Based on the valuation procedures dictated by the regulations under the Hart-Scott-Rodino Antitrust Improvements Act of 1976, 16 C.F.R. 801.10, the value of the Common Stock held by each partnership as a result of the acquisition will be as follows: (1) (redacted) will hold voting securities of (redacted) having a value of $1,875,300.00; (b) (redacted) will hold voting securities of (redacted) having a value of $11,376,787.50; and (c) (redacted) will hold voting securities of MAI having a value of $4,763,950.00. Although no single partnership will hold voting securities of (redacted) having a value in excess of $15,000,000, in the aggregate the holdings of the partnerships will exceed such value.
Each of the three partnerships and (redacted) are members of a group for purposes of Section 13 of the Securities Exchange Act of 1934, as amended. Such a group, however, is not deemed to be an entity under the regulations promulgated by the Federal Trade Commission under the Hart-Scott-rodino Antitrust Improvements Act of 1976. See 16 C.F.R. 801.1(a)(2); see also 48 F.R. 34427, 34428 (1983).
In order to determine whether (redacted) or the partnerships would be required to file a Notification and Report Form for Certain Mergers and Acquisitions in respect of the acquisition of the Common Stock by (redacted) I call [sic] Patrick Sharpe, a staff attorney with the Federal Trade Commission , on February 8, 1984. According to Mr. Sharpe, the Federal Trade Commission takes the informal position that a partnership is its own ultimate parent entity; so long as no single partnership exceeds the threshold established for reporting acquisitions of securities under the Hart-Scott-Rodino Antitrust Improvements Act of 1976, no such report need be made. Based on Mr. Sharpes advice, the holdings of the three partnerships are not aggregated and, consequently, no Notification and Report Form is being field with respect to this acquisition.
Very truly yours,
(redacted)
cc: Patrick Sharpe, Esq.
(redacted)
February 15, 1984
Wayne Kaplan, Esquire
Premerger Notification Office
Federal Trade Commission
Room 301
6th & Pensylvania Ave., N.W.
Washington, D.C. 20580
Dear Mr. Kaplan:
This letter will confirm the oral advice you provided to me over the telephone last Thrusday and Friday, February 9 and 10. I outlined the following transaction:
A (a corporation with sales in excess of $100 million), B and C will form a new corporation, X, for the purpose of effecting a leveraged buyout, for approximately $17 million, of assets of D, a corporation with sales and assets in excess of $100 million. X will have assets substantially less than $10 million, apart from the funds to be used to pay the acquisition price. A, B and C will each hold one-third of the voting stock of X. A will manage the operations of X and, in the management contract, will receive the right to designate 50% of the members of the board of directors of X.

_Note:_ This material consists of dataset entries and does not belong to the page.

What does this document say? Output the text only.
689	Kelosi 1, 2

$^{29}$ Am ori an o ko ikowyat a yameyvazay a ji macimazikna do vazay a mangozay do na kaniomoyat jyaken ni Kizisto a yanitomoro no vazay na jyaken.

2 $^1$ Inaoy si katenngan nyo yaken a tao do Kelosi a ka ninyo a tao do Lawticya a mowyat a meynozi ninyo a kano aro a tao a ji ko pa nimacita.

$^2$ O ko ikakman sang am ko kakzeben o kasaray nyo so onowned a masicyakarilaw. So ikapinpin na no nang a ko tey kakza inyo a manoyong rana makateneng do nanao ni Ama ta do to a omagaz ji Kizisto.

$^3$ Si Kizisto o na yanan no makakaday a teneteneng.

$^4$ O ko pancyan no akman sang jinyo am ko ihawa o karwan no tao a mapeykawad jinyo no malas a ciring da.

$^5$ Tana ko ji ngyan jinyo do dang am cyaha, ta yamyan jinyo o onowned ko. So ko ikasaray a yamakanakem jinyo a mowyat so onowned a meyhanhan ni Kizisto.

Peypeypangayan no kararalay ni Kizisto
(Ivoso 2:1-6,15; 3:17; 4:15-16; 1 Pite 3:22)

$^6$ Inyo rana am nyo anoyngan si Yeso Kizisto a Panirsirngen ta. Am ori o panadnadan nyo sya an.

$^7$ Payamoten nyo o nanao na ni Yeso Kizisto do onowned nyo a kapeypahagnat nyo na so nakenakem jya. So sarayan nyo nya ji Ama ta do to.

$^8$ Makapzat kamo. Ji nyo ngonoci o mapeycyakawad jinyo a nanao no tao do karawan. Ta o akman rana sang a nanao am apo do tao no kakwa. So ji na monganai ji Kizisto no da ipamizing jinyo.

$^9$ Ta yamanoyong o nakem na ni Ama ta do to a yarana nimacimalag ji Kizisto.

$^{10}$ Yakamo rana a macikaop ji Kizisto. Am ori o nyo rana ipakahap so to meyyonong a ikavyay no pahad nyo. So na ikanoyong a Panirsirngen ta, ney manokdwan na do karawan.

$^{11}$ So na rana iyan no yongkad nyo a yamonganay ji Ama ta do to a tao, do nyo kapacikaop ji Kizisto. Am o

You indicated to me your opinion that: (1) A will not control X because, under 16 C.F.R. 801.1(b), A will neither hold 50% or more of the voting stock of X, nor possess the contractual power to designate a majority of the members of Xs board of directors; (2) X is therefore its own ultimate parent entity; and (3) therefore the transction is not reportable because X does not meet the $10 million size of person test.
If the above does not accord with your advice please telephone me immediately.